The ordinary man’s extraordinary mission suddenly made Santosh Bakaya realise there is so much yet to do and so little time.
I got up feeling blue, absolutely down in the dumps, in no mood to go for a walk, but I couldn’t have missed my walk in the New Year, so I yanked myself out of the bed, and was out of the door in a jiffy.
Today, I wanted to explore new places. I began by going into a different direction, walking some paths untrodden. The moment I walked the other way, I was absolutely captivated by an endearing scene. Near a row of trees, I saw a deserted tea kiosk surrounded by a serene and soothing ambience. Behind the trees there was a small rainwater pond where a few birds cackled and trilled, literally pulling the leg of a talkative lapwing. Unfazed by all the pulling and poking, the lapwing continued making loud noises.
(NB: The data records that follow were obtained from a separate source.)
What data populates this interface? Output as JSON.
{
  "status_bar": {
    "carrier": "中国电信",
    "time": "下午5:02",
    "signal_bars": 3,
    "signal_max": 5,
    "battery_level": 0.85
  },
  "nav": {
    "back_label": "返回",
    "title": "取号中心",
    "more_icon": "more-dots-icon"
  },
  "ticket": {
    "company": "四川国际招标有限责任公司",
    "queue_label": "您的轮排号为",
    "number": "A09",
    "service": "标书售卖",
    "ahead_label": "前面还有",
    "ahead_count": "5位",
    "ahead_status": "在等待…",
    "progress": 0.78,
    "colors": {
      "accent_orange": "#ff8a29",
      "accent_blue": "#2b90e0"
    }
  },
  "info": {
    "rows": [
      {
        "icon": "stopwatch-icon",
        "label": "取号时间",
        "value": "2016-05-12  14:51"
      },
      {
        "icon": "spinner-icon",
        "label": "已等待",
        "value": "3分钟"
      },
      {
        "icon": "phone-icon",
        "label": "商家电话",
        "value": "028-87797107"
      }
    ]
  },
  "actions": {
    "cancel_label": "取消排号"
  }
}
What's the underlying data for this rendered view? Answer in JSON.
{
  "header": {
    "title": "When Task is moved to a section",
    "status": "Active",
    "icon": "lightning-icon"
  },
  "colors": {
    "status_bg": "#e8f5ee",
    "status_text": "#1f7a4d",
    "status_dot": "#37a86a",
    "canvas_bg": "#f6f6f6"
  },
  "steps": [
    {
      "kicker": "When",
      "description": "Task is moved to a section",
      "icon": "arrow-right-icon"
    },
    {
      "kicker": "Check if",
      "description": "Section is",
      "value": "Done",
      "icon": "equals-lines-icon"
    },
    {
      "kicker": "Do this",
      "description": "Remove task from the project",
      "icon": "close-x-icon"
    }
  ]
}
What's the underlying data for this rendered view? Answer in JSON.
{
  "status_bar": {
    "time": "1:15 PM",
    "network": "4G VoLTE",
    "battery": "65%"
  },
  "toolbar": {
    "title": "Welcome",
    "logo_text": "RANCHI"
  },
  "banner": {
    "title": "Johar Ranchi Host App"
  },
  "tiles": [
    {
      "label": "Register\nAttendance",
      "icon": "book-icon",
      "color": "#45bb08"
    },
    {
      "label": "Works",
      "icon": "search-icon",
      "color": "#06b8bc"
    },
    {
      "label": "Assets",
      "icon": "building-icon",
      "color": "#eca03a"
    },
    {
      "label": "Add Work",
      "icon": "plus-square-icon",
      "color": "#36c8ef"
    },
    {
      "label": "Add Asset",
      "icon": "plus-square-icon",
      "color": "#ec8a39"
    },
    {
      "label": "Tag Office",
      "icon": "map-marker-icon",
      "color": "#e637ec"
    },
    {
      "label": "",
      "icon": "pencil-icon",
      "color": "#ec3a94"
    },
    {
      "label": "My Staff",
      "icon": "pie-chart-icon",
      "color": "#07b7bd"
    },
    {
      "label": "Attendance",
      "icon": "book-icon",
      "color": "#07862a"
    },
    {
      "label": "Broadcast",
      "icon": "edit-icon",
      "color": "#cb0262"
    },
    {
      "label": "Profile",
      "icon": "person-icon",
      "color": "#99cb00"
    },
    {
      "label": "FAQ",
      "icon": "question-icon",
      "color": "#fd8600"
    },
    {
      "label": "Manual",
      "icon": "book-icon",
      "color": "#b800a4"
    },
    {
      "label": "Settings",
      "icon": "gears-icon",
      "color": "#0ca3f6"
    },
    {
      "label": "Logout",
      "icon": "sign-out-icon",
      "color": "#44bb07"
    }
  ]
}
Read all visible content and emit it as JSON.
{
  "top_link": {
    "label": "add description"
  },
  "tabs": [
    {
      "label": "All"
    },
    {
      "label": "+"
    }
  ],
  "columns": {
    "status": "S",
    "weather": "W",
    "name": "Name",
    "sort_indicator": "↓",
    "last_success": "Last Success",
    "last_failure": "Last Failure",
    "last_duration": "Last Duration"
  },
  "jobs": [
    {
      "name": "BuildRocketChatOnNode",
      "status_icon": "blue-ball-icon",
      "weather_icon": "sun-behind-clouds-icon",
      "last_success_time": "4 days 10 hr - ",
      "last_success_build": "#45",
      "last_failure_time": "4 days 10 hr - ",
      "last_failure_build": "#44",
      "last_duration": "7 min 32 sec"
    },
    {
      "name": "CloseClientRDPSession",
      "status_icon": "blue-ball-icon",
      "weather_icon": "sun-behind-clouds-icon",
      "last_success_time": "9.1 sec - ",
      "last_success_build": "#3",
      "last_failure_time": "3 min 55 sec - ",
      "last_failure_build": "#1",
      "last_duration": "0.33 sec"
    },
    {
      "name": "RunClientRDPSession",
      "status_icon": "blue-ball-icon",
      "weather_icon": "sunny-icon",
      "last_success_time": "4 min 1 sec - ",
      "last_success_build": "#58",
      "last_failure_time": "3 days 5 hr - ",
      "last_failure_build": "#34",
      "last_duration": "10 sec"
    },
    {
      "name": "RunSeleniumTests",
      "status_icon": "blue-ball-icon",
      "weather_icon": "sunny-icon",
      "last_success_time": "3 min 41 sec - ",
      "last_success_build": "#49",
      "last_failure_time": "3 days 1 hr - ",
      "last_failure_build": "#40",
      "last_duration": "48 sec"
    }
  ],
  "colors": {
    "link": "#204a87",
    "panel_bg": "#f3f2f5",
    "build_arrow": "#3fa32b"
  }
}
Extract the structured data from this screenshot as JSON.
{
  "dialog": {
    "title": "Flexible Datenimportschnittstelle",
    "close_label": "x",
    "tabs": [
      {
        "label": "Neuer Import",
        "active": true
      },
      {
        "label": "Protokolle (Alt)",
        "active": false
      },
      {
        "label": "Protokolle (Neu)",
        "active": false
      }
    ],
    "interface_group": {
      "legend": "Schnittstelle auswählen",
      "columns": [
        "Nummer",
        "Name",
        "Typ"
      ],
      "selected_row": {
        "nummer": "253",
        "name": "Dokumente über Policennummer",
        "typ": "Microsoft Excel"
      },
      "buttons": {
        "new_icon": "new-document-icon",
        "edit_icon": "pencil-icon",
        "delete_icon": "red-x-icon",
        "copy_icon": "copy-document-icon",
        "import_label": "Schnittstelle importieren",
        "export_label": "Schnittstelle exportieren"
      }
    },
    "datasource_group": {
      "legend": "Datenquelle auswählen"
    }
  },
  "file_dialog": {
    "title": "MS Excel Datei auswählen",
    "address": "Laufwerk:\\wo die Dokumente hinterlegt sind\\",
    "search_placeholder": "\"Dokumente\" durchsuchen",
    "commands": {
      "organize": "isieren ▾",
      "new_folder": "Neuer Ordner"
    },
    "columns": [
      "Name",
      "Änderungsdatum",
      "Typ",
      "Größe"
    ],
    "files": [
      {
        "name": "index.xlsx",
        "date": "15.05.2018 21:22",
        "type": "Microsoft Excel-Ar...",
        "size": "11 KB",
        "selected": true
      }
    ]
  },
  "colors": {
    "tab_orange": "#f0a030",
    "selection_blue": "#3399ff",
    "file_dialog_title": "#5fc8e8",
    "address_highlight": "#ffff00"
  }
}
I found this sound of music very soothing, although the notes became pretty shrill at times.
A little distance away stood a troika of boys, getting ready to let their kites sail untethered into the blue beyond, where some birds were already cruising along. The sight that intrigued me most was that of an old man picking up all the leaves under the trees and throwing them in the pond behind the trees. Were I a painter, I would have immediately taken out my paints and brushes, and painted him for posterity.
Was he doing this voluntarily, or was he being paid for it, I wondered. I could not contain my curiosity any longer, so I asked him, “Baba, why are you doing all this? Is someone paying you for it?”
“Who will pay me? I do it on my own. Nature has given us so much beauty, why make it ugly?” he said, bending down to pick up a broom which he had kept behind one of the trees. Pouring his entire concentration into the job before him, he swept the place clean, and collecting all the leaves in a bag, upended the bag in the puddle.
Then he washed his hands under a community tap next to a tree, walked a little further, where there was a small tea stall and bought a cup of tea for himself. I started walking away from the scene, but not before I had stolen a look in his direction.
He was sitting under a tree, sipping from the teacup, a look of absolute bliss on his face. A look that comes from the satisfaction of a job well done. I could almost hear the lyrics of some happy song that his heart was humming. As I walked on, the notes of those lyrics kept following me, putting a smile on my lips too. I looked up at the sky, a blue kite was trying to merge into the blue beyond, taking away my blues with it.
The ordinary man’s extraordinary mission suddenly made me realise there is so much yet to do and so little time. I almost skipped back home.